The ability of fat and oils to absorb odors was known since ancient times. However, the technique for extraction of odoriferous components of raw materials using fats was first utilized in the 19th century, by using ethyl alcohol. This method of extraction is costly, requires highly-qualified technicians and gives a very small quantity of essence. It is therefore rarely applied nowadays.

  • Cold enfleurage. For the cold enfleurage fresh and delicate flowers, such as tuberose, jasmine, violets or orange blossoms, are deposited in a single layer on a 'chassis', a glass pane in wooden frame, previously covered with a film of animal fat, usually a mixture of beef and pork fat. Over a period of 60 days, the flower petals are replaced with the fresh ones every 3, 5 or 7 days. Once the enfleurage process is completed, the fat, saturated with odors, is scratched and washed in wine spirits. After the spirits are evaporated, the scented fat is used in cosmetics and for production of absolutes.
  • Hot enfleurage. This procedure is suitable for less fragile flowers only. The flower petals are placed in a basin filled with fat diluted with water. The petals are kept in the fat for 2-3 days. Then the petals are removed, and the fat is filtered and used in the same way as the product of the cold enfleurage process.

Cold expression

Expression is used only for extracting citrus essential oils from the fruit peel, as only citrus fruits have peels rich enough in natural essences to make the expression process worthwhile. These oils are sensitive to high temperature, oxygen, chemical agents and acids, so the citrus peel is usually processed manually, or by using hydraulic presses. Subsequently, essential oils are distilled or filtered in order to separate them from water.


Concentration is used mainly for processing fruit juices. Vacuum concentration or concentration by freezing enables preservation of the finest aromatic fruit elements.


Fractioning, or selective distillation, helps extract the fragrant essence from a particular essential oil, in order to produce an extract whose scent is absolutely different from the scent that this particular oil possessed before this processing method. By subtracting and adding chemical components it is possible to attain the scent of rose out of pelargonium oil, the fragrance of carnation can be produced from cloves, etc. This method is widely used, especially to produce fragrant substitutes for components which are difficult to extract from the original plant.

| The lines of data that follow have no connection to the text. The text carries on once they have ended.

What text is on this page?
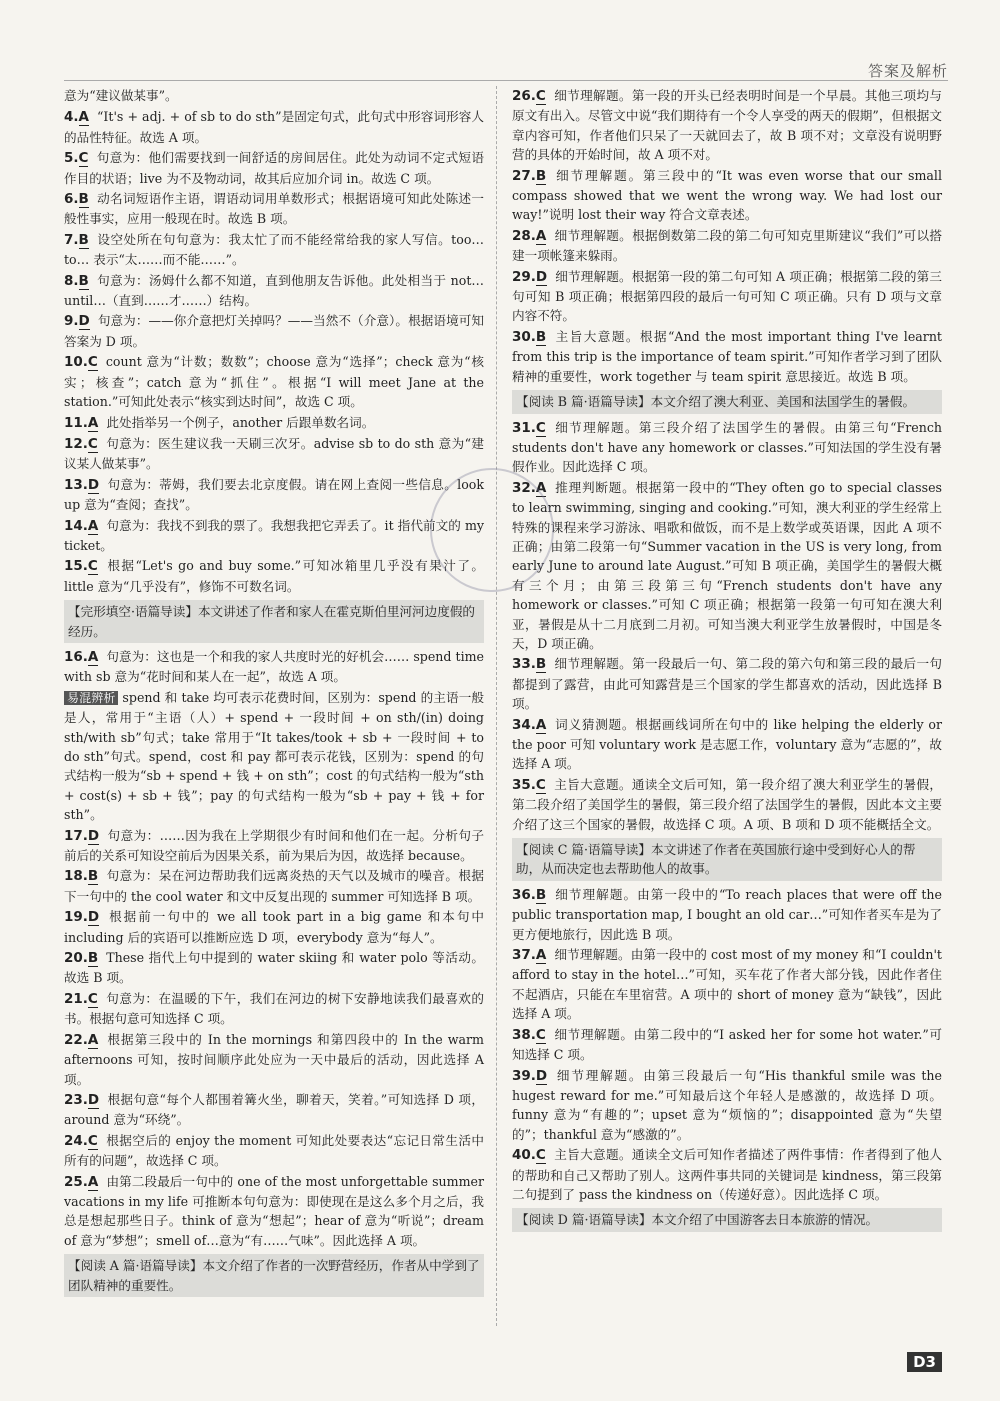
答案及解析
意为“建议做某事”。
4.A “It's + adj. + of sb to do sth”是固定句式，此句式中形容词形容人的品性特征。故选 A 项。
5.C 句意为：他们需要找到一间舒适的房间居住。此处为动词不定式短语作目的状语；live 为不及物动词，故其后应加介词 in。故选 C 项。
6.B 动名词短语作主语，谓语动词用单数形式；根据语境可知此处陈述一般性事实，应用一般现在时。故选 B 项。
7.B 设空处所在句句意为：我太忙了而不能经常给我的家人写信。too… to… 表示“太……而不能……”。
8.B 句意为：汤姆什么都不知道，直到他朋友告诉他。此处相当于 not… until…（直到……才……）结构。
9.D 句意为：——你介意把灯关掉吗？——当然不（介意）。根据语境可知答案为 D 项。
10.C count 意为“计数；数数”；choose 意为“选择”；check 意为“核实；核查”；catch 意为“抓住”。根据“I will meet Jane at the station.”可知此处表示“核实到达时间”，故选 C 项。
11.A 此处指举另一个例子，another 后跟单数名词。
12.C 句意为：医生建议我一天刷三次牙。advise sb to do sth 意为“建议某人做某事”。
13.D 句意为：蒂姆，我们要去北京度假。请在网上查阅一些信息。look up 意为“查阅；查找”。
14.A 句意为：我找不到我的票了。我想我把它弄丢了。it 指代前文的 my ticket。
15.C 根据“Let's go and buy some.”可知冰箱里几乎没有果汁了。little 意为“几乎没有”，修饰不可数名词。
【完形填空·语篇导读】本文讲述了作者和家人在霍克斯伯里河河边度假的经历。
16.A 句意为：这也是一个和我的家人共度时光的好机会…… spend time with sb 意为“花时间和某人在一起”，故选 A 项。
易混辨析 spend 和 take 均可表示花费时间，区别为：spend 的主语一般是人，常用于“主语（人）+ spend + 一段时间 + on sth/(in) doing sth/with sb”句式；take 常用于“It takes/took + sb + 一段时间 + to do sth”句式。spend，cost 和 pay 都可表示花钱，区别为：spend 的句式结构一般为“sb + spend + 钱 + on sth”；cost 的句式结构一般为“sth + cost(s) + sb + 钱”；pay 的句式结构一般为“sb + pay + 钱 + for sth”。
17.D 句意为：……因为我在上学期很少有时间和他们在一起。分析句子前后的关系可知设空前后为因果关系，前为果后为因，故选择 because。
18.B 句意为：呆在河边帮助我们远离炎热的天气以及城市的噪音。根据下一句中的 the cool water 和文中反复出现的 summer 可知选择 B 项。
19.D 根据前一句中的 we all took part in a big game 和本句中 including 后的宾语可以推断应选 D 项，everybody 意为“每人”。
20.B These 指代上句中提到的 water skiing 和 water polo 等活动。故选 B 项。
21.C 句意为：在温暖的下午，我们在河边的树下安静地读我们最喜欢的书。根据句意可知选择 C 项。
22.A 根据第三段中的 In the mornings 和第四段中的 In the warm afternoons 可知，按时间顺序此处应为一天中最后的活动，因此选择 A 项。
23.D 根据句意“每个人都围着篝火坐，聊着天，笑着。”可知选择 D 项，around 意为“环绕”。
24.C 根据空后的 enjoy the moment 可知此处要表达“忘记日常生活中所有的问题”，故选择 C 项。
25.A 由第二段最后一句中的 one of the most unforgettable summer vacations in my life 可推断本句句意为：即使现在是这么多个月之后，我总是想起那些日子。think of 意为“想起”；hear of 意为“听说”；dream of 意为“梦想”；smell of…意为“有……气味”。因此选择 A 项。
【阅读 A 篇·语篇导读】本文介绍了作者的一次野营经历，作者从中学到了团队精神的重要性。
26.C 细节理解题。第一段的开头已经表明时间是一个早晨。其他三项均与原文有出入。尽管文中说“我们期待有一个令人享受的两天的假期”，但根据文章内容可知，作者他们只呆了一天就回去了，故 B 项不对；文章没有说明野营的具体的开始时间，故 A 项不对。
27.B 细节理解题。第三段中的“It was even worse that our small compass showed that we went the wrong way. We had lost our way!”说明 lost their way 符合文章表述。
28.A 细节理解题。根据倒数第二段的第二句可知克里斯建议“我们”可以搭建一项帐篷来躲雨。
29.D 细节理解题。根据第一段的第二句可知 A 项正确；根据第二段的第三句可知 B 项正确；根据第四段的最后一句可知 C 项正确。只有 D 项与文章内容不符。
30.B 主旨大意题。根据“And the most important thing I've learnt from this trip is the importance of team spirit.”可知作者学习到了团队精神的重要性，work together 与 team spirit 意思接近。故选 B 项。
【阅读 B 篇·语篇导读】本文介绍了澳大利亚、美国和法国学生的暑假。
31.C 细节理解题。第三段介绍了法国学生的暑假。由第三句“French students don't have any homework or classes.”可知法国的学生没有暑假作业。因此选择 C 项。
32.A 推理判断题。根据第一段中的“They often go to special classes to learn swimming, singing and cooking.”可知，澳大利亚的学生经常上特殊的课程来学习游泳、唱歌和做饭，而不是上数学或英语课，因此 A 项不正确；由第二段第一句“Summer vacation in the US is very long, from early June to around late August.”可知 B 项正确，美国学生的暑假大概有三个月；由第三段第三句“French students don't have any homework or classes.”可知 C 项正确；根据第一段第一句可知在澳大利亚，暑假是从十二月底到二月初。可知当澳大利亚学生放暑假时，中国是冬天，D 项正确。
33.B 细节理解题。第一段最后一句、第二段的第六句和第三段的最后一句都提到了露营，由此可知露营是三个国家的学生都喜欢的活动，因此选择 B 项。
34.A 词义猜测题。根据画线词所在句中的 like helping the elderly or the poor 可知 voluntary work 是志愿工作，voluntary 意为“志愿的”，故选择 A 项。
35.C 主旨大意题。通读全文后可知，第一段介绍了澳大利亚学生的暑假，第二段介绍了美国学生的暑假，第三段介绍了法国学生的暑假，因此本文主要介绍了这三个国家的暑假，故选择 C 项。A 项、B 项和 D 项不能概括全文。
【阅读 C 篇·语篇导读】本文讲述了作者在英国旅行途中受到好心人的帮助，从而决定也去帮助他人的故事。
36.B 细节理解题。由第一段中的“To reach places that were off the public transportation map, I bought an old car…”可知作者买车是为了更方便地旅行，因此选 B 项。
37.A 细节理解题。由第一段中的 cost most of my money 和“I couldn't afford to stay in the hotel…”可知，买车花了作者大部分钱，因此作者住不起酒店，只能在车里宿营。A 项中的 short of money 意为“缺钱”，因此选择 A 项。
38.C 细节理解题。由第二段中的“I asked her for some hot water.”可知选择 C 项。
39.D 细节理解题。由第三段最后一句“His thankful smile was the hugest reward for me.”可知最后这个年轻人是感激的，故选择 D 项。funny 意为“有趣的”；upset 意为“烦恼的”；disappointed 意为“失望的”；thankful 意为“感激的”。
40.C 主旨大意题。通读全文后可知作者描述了两件事情：作者得到了他人的帮助和自己又帮助了别人。这两件事共同的关键词是 kindness，第三段第二句提到了 pass the kindness on（传递好意）。因此选择 C 项。
【阅读 D 篇·语篇导读】本文介绍了中国游客去日本旅游的情况。
D3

There are several chromatography techniques. The most popular is gas chromatography. This method enables the decoding of the fragrance and identification of its main chemical components. The technique is based on isolating the molecules of raw materials or their compositions for the purpose of identification or quantification.

Headspace or Nature Print

This progressive technique enables the capturing of odor from natural sources--fresh plants--without causing damage to the plant. For instance, using this method the most fragrant and qualitative molecules whose characteristics are identical to those of the real flower can be isolated from a lilac blossom in vacuum conditions. After the molecules are isolated, they are analyzed using the chromatography technique.

Artificial aromas

At the end of the 19th century, production of new fragrances was enabled by organic synthesis. It was possible to:

  • Precisely imitate natural odors by using other sources, which preserved plans and saved many animals;
  • Create new fragrances that do not exist in nature;
  • Reconstruct complicated fragrances for which production was not previously successful, such as the scent of lilac and lily.

Artificial aromas do not pollute. They are of high quality and their production is less expensive then the production of natural raw materials. Today, 50% to 90% of the perfume components are artificial. The invention of artificial aromas has democratized the perfume and cosmetics industry. Therefore, synthetic components play the main role in perfume production nowadays.